Choć na co dzień mieszczą się w magazynie zbiorów specjalnych, który jest pilnie strzeżony, niedawno dzięki projektowi Skarby Biblioteki PTPN zainteresowani mogli zobaczyć je na własne oczy. - Jako PTPN mamy bardzo bogatą ofertę wystaw oraz prelekcji, którym towarzyszą wystawy zbiorów, ponieważ zależy nam na tym, aby dzieła nie leżały za długo bezczynnie i nie kurzyły się w magazynie. Pomysł na projekt Skarby Biblioteki odpowiada najważniejszym celom, jakie wyznaczają sobie biblioteki naukowe, mające zbiory historyczne, ponieważ każda z nich chce popularyzować swoje najcenniejsze zabytki i zainteresować nimi szerszą publiczność - mówi dr Anna Kołos, dyrektor Biblioteki PTPN.
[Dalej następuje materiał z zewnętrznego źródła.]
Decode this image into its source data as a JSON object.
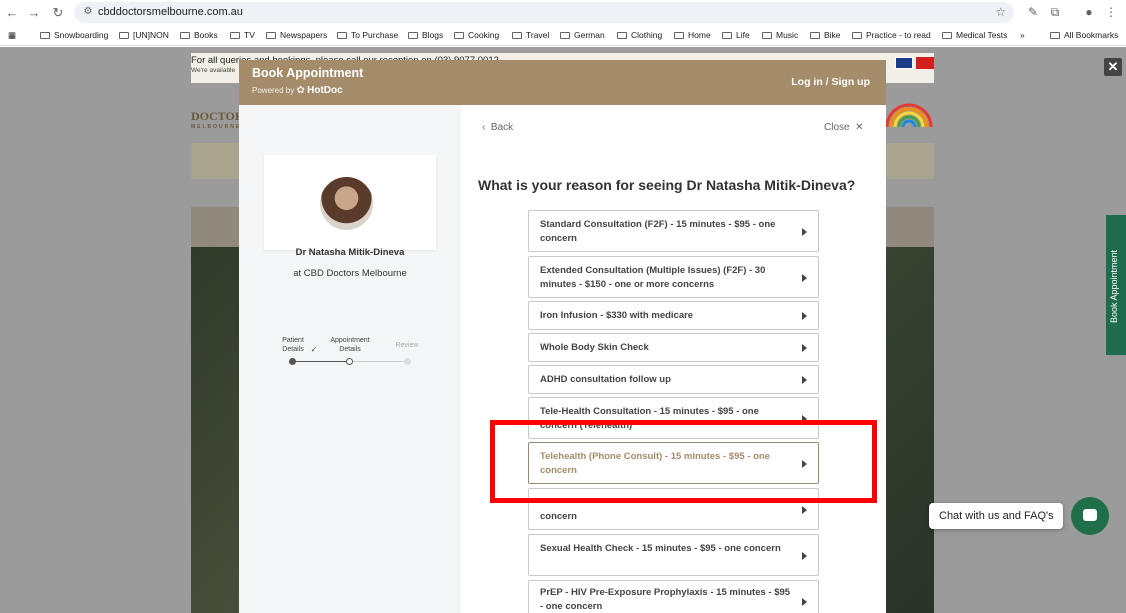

Najciekawsze i najcenniejsze obiekty z historycznego księgozbioru PTPN zaprezentowano na czterech spotkaniach. Pierwsze z nich poświęcone było De revolutionibus orbium coelestium Mikołaja Kopernika, książki, która zmieniła nowożytną naukę i wytyczyła jej nowe kierunki. Biblioteka ma w swoich zbiorach aż cztery egzemplarze wydań Kopernika – pierwodruk z 1543 roku, dwa egzemplarze z 1566 roku oraz wydanie amsterdamskie z 1617 roku (rok po wpisaniu dzieła na Indeks Ksiąg Zakazanych).
- Dwa pierwsze wydania dzieła osiągają zawrotne sumy na aukcjach i są jednym z największych rarytasów dla bibliofili i kolekcjonerów z całego świata, mimo że nie jest to najciekawszy druk, szczególnie pod względem typograficznym i szaty edytorskiej. Druki astronomiczne w XVI i XVII wieku bywały niezwykle bogate w ilustracje, czego przykładem choćby późniejsze edycje Heweliusza. Pod tym względem dzieło Kopernika jest dość skromne, ale niewątpliwie znaczenie tej publikacji jest nie do przecenienia i stąd wynika wartość druku - podkreśla dr Kołos.
Czytaj także: Biblioteka PTPN pokazuje swoje skarby
Drugie spotkanie poświęcone było Statutom Jana Łaskiego, pierwszemu polskiemu drukowanemu spisowi statutów i przywilejów, wydanemu w 1506 roku. Co niezwykle istotne dla polskiej kultury, jedna z kart zawiera najdawniejszy drukowany tekst Bogurodzicy. Wśród zbiorów specjalnych Biblioteki PTPN, które mogli zobaczyć słuchacze, znalazł się również Zielnik Elizy Orzeszkowej, składający się z 80 kart. Pisarka umieściła na nich 280 zasuszonych roślin, oraz autograf wileńskiej wersji Halki Stanisława Moniuszki z 1848 roku.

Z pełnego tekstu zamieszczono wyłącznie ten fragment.